Human rights are universal or they are nothing. And it is both true and deplorable that European sympathy for Ukrainians is greater than sympathy for Syrians fleeing another Russian war, Afghans living in terror after the West cut and run, the Rohingya, the Eritreans, and the Uighurs.
“Everyone has the right to seek and to enjoy in other countries asylum from persecution,” reads the UN’s Declaration of Human Rights. Its terms do not appear to apply in Europe.
However badly written they are, the accusations of racism contain more than a grain of truth. They feel so crass and sound so discordant, however, because they come from a US political culture, whose primary concern is, naturally, American slavery and its consequences. If its inhabitants understood the horror of European history, they would be a little less certain that racism always means the oppression of people of colour.
American bias is a reminder that people care most about those closest to them. We also fear direct threats more than distant conflicts, and from the Atlantic to Belarus, Europeans are now in fear of Russian power. It is also worth remembering, or educating yourself if you do not know, that Ukraine is at the heart of the region the historian Timothy Snyder christened the “Bloodlands”. In the last 120 years, it has seen Tsarist pogroms, the First World War, the Russian Revolution and civil war, the Leninist terror, the Stalinist terror, the great famine, the Nazi invasion, the Holocaust and Second World War, the return of the Soviets, the stagnation and oppression of late communism, and the invasions by Putin’s forces of 2014 and 2022. Many words describe Ukrainian history. “Privileged” is not one of them, and “civilised” and “normal” do not make the cut either.

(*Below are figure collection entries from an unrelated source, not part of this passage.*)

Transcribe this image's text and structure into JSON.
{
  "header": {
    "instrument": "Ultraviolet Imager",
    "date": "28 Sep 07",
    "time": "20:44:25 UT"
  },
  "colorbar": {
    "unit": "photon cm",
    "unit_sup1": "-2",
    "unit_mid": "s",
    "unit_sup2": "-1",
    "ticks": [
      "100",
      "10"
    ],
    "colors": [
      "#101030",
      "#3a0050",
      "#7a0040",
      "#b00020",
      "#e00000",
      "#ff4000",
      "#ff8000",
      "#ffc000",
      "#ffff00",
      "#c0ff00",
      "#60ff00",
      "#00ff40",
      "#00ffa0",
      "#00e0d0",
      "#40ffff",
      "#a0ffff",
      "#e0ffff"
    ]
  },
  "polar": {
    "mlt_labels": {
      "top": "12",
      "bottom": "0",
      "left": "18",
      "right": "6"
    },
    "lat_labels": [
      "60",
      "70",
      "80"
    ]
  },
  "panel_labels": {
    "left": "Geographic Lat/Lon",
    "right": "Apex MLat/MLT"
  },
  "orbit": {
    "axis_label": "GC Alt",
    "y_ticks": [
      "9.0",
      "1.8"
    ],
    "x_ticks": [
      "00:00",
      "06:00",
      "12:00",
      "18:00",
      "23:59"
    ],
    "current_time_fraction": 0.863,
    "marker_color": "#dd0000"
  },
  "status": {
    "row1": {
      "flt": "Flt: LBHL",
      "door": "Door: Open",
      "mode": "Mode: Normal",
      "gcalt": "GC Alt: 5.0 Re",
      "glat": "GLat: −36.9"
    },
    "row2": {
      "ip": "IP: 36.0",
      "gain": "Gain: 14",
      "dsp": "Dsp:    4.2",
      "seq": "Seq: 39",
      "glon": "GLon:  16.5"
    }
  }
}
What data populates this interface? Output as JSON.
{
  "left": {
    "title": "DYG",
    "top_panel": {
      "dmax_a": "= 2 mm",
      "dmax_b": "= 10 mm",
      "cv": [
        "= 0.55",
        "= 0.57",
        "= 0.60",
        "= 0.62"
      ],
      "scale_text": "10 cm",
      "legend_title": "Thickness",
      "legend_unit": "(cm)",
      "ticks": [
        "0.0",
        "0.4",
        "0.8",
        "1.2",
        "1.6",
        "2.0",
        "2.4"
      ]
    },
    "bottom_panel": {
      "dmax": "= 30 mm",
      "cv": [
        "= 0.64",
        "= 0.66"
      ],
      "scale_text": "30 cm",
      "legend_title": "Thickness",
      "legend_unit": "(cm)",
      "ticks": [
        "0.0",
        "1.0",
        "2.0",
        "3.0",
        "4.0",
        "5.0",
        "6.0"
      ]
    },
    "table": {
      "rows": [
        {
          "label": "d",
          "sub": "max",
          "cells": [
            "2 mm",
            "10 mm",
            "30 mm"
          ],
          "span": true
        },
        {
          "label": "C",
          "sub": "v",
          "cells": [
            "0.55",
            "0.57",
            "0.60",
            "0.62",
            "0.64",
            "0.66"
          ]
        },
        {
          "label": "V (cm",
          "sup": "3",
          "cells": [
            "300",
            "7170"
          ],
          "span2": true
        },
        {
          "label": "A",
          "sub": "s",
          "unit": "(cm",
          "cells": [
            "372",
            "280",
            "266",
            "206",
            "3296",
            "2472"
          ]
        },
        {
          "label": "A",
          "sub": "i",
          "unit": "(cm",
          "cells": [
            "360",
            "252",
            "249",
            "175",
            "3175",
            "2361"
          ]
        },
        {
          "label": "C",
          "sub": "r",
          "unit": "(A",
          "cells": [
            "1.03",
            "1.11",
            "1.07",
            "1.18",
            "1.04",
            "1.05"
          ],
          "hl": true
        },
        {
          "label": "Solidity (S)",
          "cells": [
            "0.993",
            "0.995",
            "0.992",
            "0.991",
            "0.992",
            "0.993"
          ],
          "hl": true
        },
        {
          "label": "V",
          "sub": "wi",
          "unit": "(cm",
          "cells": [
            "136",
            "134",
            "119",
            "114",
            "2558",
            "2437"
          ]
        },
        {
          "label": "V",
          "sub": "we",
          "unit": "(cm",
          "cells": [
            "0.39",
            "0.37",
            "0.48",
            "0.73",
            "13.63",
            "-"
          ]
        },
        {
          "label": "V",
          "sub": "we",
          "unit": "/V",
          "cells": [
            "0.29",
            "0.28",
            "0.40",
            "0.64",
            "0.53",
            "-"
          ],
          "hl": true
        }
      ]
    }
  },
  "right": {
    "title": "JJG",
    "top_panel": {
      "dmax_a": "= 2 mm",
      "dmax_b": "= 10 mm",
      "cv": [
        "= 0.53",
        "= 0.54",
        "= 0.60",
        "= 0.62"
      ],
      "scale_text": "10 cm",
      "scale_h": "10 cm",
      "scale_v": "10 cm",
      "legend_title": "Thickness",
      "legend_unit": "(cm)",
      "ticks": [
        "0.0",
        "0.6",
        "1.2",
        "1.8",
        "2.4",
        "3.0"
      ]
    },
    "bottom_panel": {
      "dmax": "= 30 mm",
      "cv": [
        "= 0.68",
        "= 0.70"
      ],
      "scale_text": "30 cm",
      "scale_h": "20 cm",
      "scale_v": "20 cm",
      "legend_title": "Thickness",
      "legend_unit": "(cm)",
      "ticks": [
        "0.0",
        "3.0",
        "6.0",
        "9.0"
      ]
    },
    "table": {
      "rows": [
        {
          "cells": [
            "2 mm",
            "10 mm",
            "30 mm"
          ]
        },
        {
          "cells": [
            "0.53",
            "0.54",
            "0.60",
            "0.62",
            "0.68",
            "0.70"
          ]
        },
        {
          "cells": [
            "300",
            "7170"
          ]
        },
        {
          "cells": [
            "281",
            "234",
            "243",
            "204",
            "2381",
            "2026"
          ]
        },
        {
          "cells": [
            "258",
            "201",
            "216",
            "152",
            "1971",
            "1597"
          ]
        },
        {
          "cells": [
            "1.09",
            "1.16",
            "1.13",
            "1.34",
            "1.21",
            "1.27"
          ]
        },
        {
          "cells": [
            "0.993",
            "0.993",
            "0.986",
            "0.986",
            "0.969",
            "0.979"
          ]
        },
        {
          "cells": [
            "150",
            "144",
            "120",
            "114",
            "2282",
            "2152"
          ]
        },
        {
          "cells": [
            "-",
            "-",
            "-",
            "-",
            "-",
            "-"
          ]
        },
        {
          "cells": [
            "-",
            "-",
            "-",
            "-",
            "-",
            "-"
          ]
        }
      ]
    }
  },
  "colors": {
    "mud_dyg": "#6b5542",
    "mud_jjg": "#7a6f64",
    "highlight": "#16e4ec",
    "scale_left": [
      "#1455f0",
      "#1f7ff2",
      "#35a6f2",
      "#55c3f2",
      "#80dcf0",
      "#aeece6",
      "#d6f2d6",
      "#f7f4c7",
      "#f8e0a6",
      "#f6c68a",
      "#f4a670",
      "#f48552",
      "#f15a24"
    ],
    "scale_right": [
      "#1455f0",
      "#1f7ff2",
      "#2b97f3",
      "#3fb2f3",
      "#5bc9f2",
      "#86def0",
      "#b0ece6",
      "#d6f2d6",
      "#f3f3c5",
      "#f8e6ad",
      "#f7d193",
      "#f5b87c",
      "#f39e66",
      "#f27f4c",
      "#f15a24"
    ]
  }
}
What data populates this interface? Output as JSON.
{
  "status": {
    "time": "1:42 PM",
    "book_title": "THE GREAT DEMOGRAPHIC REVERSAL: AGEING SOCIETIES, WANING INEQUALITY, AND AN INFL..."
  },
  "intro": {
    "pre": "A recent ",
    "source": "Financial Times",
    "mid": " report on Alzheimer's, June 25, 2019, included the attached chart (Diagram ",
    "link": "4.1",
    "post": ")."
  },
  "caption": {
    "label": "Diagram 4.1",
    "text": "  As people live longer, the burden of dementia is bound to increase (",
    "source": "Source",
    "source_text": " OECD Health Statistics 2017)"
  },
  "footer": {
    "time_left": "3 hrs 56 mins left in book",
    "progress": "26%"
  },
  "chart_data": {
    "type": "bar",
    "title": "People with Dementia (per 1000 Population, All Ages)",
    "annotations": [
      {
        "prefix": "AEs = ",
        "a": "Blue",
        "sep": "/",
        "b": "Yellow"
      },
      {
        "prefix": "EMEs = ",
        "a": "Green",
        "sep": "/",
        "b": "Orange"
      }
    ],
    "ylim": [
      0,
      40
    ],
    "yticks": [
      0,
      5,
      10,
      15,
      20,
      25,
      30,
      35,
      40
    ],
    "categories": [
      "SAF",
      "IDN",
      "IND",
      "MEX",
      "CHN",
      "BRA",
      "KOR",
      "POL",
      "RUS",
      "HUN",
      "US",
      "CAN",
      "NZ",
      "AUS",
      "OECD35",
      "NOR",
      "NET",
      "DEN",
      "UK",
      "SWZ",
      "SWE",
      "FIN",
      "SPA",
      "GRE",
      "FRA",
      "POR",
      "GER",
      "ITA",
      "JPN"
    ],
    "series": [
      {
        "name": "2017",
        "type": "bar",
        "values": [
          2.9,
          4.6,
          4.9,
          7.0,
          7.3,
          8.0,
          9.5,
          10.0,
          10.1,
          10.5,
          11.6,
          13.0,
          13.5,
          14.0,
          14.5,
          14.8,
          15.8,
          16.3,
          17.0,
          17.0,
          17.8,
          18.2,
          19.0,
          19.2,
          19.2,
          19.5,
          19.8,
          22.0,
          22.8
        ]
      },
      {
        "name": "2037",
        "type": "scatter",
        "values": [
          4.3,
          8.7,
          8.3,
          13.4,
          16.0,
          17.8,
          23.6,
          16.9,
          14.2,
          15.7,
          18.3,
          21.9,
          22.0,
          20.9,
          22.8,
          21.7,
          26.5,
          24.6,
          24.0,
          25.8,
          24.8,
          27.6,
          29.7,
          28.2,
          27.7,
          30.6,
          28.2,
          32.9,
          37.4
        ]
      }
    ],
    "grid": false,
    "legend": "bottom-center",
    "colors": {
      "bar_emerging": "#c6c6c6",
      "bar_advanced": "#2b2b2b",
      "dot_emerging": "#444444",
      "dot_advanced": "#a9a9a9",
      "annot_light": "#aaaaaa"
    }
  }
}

I am writing this piece for a British readership largely descended from refugees – perhaps from refugees from what is now Ukraine. We can say with shame and astonishment that the UK government absolutely opposes racial double standards. The Home Office has no time for white privilege. It bars Ukrainians from entering the country as surely as it bars asylum seekers of every other colour. We have a government that welcomes Russian billionaires, who gave sustenance to a regime that has persecuted the peoples of Chechnya, Georgia, Syria, Belarus and Ukraine, and crushed the freedoms of the Russian people too, but throws up every bureaucratic obstacle its calculating ministers can devise to stop the victims of Putin’s persecution finding sanctuary.
No one is more dogmatic than ideologues who refuse to acknowledge the shock of the new. The Russian invasion has brought a revolution in public affairs from Berlin to Tokyo. But for some it might as well never have happened. No blow, however calamitous, can shake them out of the insistence that the bee that buzzed in their bonnet did not buzz in vain.
The woke simply fit it into their existing worldview and carry on woking. The anti-woke carry on bemoaning, in the words of the Sunday Times columnist Matthew Syed, a decadent culture that argued about whether “the word curry amounts to cultural appropriation,” while Putin built his power. (A culture war about curry? Seriously? When was that, then, and how did so many of us miss it?)
For people who think of themselves as leftists and for Jews worried about the revival of antisemitism, the failure to understand the change in the world is negligent in the extreme.
It has shaken the extreme right and destroyed its assumptions. Putin was praised by neo-fascist groups, Donald Trump, Steve Bannon, Nigel Farage, Marine Le Pen, Eric Zemmour, and far-right leaders across Europe because he led a dictatorial white, Christian power. They saw him as a defender of the nation-state, who hated the EU in particular and globalism in general.
As they destroy the largely white and Orthodox Christian nation of Ukraine, Russian troops are destroying the myths that sustained the radical right as surely as they are destroying the stupid notion that whites form a privileged homogenous block. We are in a new world now, and we will not be able to shape it unless we shake off our dogmas and try to understand it.